Mr. Garfield is being discussed as a possibility for acting awards during the upcoming awards season, as is Mr. Gibson for directing prizes.
"The supporting cast is excellent, but it is Garfield who again impresses in a performance that will bring tears to even the most stone-faced in the audience," writes Deadline.com's Pete Hammond.
The Australian Academy of Cinema and Television Arts gave out its list of "Oscar" nominations this week and the "pacifist World War II action drama scored 13 nods including Best Film, Best Director, and a mention in each of the acting categories," notes Deadline.com.
World War II is a frequent theme at the Oscars, with recent films such as 2014’s “The Imitation Game,” 2009’s “Inglourious Basterds,” and 2008’s “The Reader” all receiving nominations for Best Picture at the Oscars. The 1998 movie "Saving Private Ryan" was widely viewed as a strong contender for Best Picture, though it lost to "Shakespeare in Love," while the 2010 movie “The King’s Speech,” which tells the true story of how King George VI sought help for a stammer ahead of an important wartime speech, won the Best Picture award.
Los Angeles Times writer Randee Dawn writes about why Hollywood loves WWII stories: “For sheer drama and emotional resonance, nothing compares to World War II … One appeal for WWII is that it is familiar to nearly all audiences.

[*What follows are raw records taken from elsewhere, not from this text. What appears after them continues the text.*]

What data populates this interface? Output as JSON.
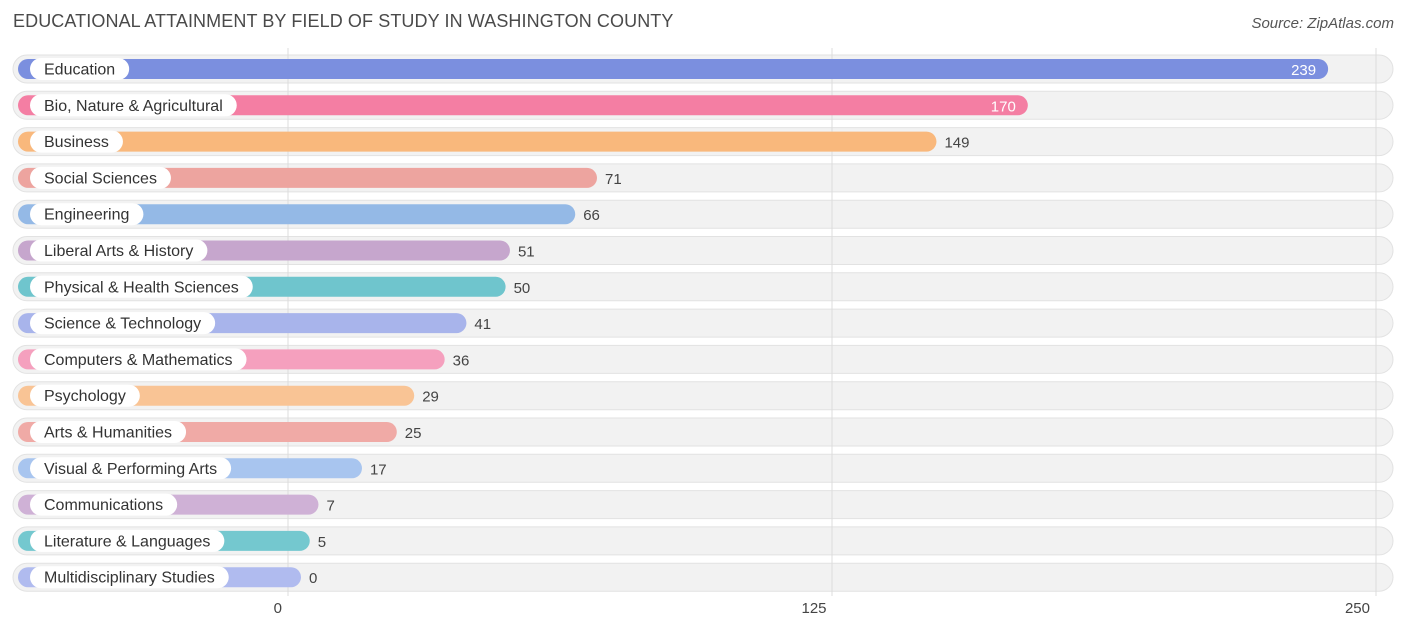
{
  "title": "EDUCATIONAL ATTAINMENT BY FIELD OF STUDY IN WASHINGTON COUNTY",
  "source": "Source: ZipAtlas.com",
  "chart_data": {
    "type": "bar",
    "orientation": "horizontal",
    "title": "EDUCATIONAL ATTAINMENT BY FIELD OF STUDY IN WASHINGTON COUNTY",
    "xlabel": "",
    "ylabel": "",
    "xlim": [
      0,
      250
    ],
    "xticks": [
      0,
      125,
      250
    ],
    "xtick_labels": [
      "0",
      "125",
      "250"
    ],
    "grid": true,
    "categories": [
      "Education",
      "Bio, Nature & Agricultural",
      "Business",
      "Social Sciences",
      "Engineering",
      "Liberal Arts & History",
      "Physical & Health Sciences",
      "Science & Technology",
      "Computers & Mathematics",
      "Psychology",
      "Arts & Humanities",
      "Visual & Performing Arts",
      "Communications",
      "Literature & Languages",
      "Multidisciplinary Studies"
    ],
    "values": [
      239,
      170,
      149,
      71,
      66,
      51,
      50,
      41,
      36,
      29,
      25,
      17,
      7,
      5,
      0
    ],
    "colors": [
      "#7b8fdf",
      "#f47ea3",
      "#f9b87c",
      "#eda49f",
      "#94b9e6",
      "#c6a6cd",
      "#6fc5cd",
      "#a8b4eb",
      "#f5a0be",
      "#f9c495",
      "#f0aaa6",
      "#a8c5ef",
      "#cfb1d6",
      "#74c8cf",
      "#b0bbef"
    ]
  }
}
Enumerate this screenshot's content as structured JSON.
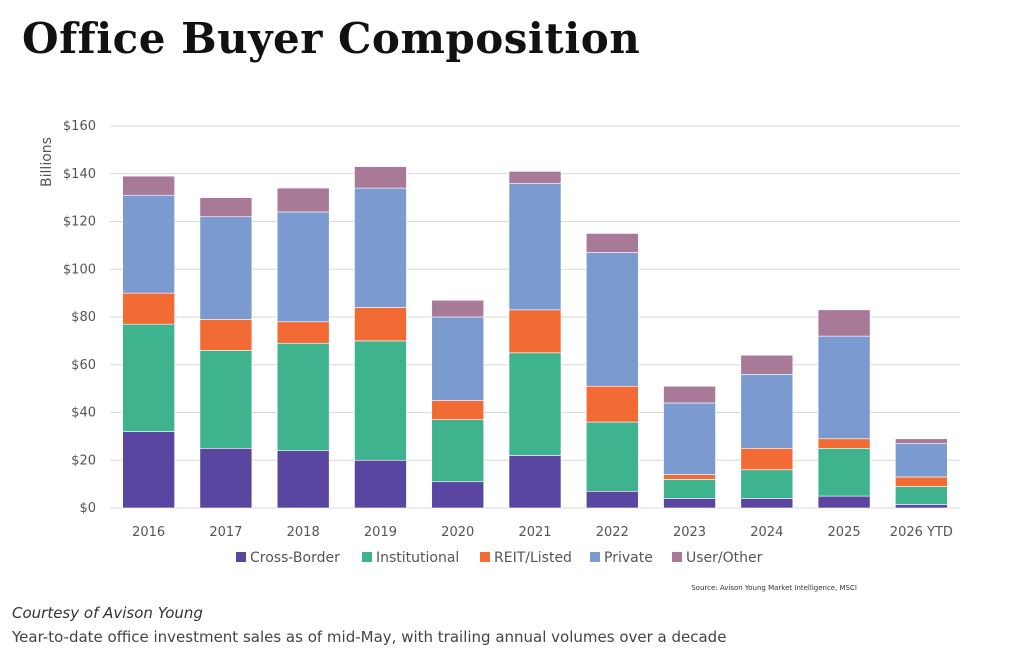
{
  "title": "Office Buyer Composition",
  "caption": {
    "credit": "Courtesy of Avison Young",
    "description": "Year-to-date office investment sales as of mid-May, with trailing annual volumes over a decade"
  },
  "chart_data": {
    "type": "bar",
    "stacked": true,
    "ylabel": "Billions",
    "ylim": [
      0,
      160
    ],
    "yticks": [
      "$0",
      "$20",
      "$40",
      "$60",
      "$80",
      "$100",
      "$120",
      "$140",
      "$160"
    ],
    "grid": true,
    "legend_position": "bottom",
    "source": "Source: Avison Young Market Intelligence, MSCI",
    "categories": [
      "2016",
      "2017",
      "2018",
      "2019",
      "2020",
      "2021",
      "2022",
      "2023",
      "2024",
      "2025",
      "2026 YTD"
    ],
    "series": [
      {
        "name": "Cross-Border",
        "color": "#5a46a0",
        "values": [
          32,
          25,
          24,
          20,
          11,
          22,
          7,
          4,
          4,
          5,
          1.5
        ]
      },
      {
        "name": "Institutional",
        "color": "#3fb28e",
        "values": [
          45,
          41,
          45,
          50,
          26,
          43,
          29,
          8,
          12,
          20,
          7.5
        ]
      },
      {
        "name": "REIT/Listed",
        "color": "#f26b35",
        "values": [
          13,
          13,
          9,
          14,
          8,
          18,
          15,
          2,
          9,
          4,
          4
        ]
      },
      {
        "name": "Private",
        "color": "#7b9bd0",
        "values": [
          41,
          43,
          46,
          50,
          35,
          53,
          56,
          30,
          31,
          43,
          14
        ]
      },
      {
        "name": "User/Other",
        "color": "#a87a98",
        "values": [
          8,
          8,
          10,
          9,
          7,
          5,
          8,
          7,
          8,
          11,
          2
        ]
      }
    ]
  }
}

Studied, taught and dramatized over and again, the war's intricacies are familiar to most. That gives audiences a default story framework few other real-life events can approach, and it makes it possible for storytellers and filmmakers to jump right into the meat of things.”
And Andrew Pulver of the Guardian writes, "The war itself, a gigantic conflict that played itself out in a myriad of theatres across the globe, that traumatised entire societies and triggered seismic political, technological and ethical upheavals, has almost endless potential for storytelling."
Frank Cottrell Boyce, who co-wrote the screenplay for the 2013 World War II movie "The Railway Man," told the Guardian, "We're attracted to it because of its moral certainties. Try explaining the cold war to kids: it was about a metaphysical geography of Europe that has completely vanished. But they have no problem grasping what the Normandy landings were about."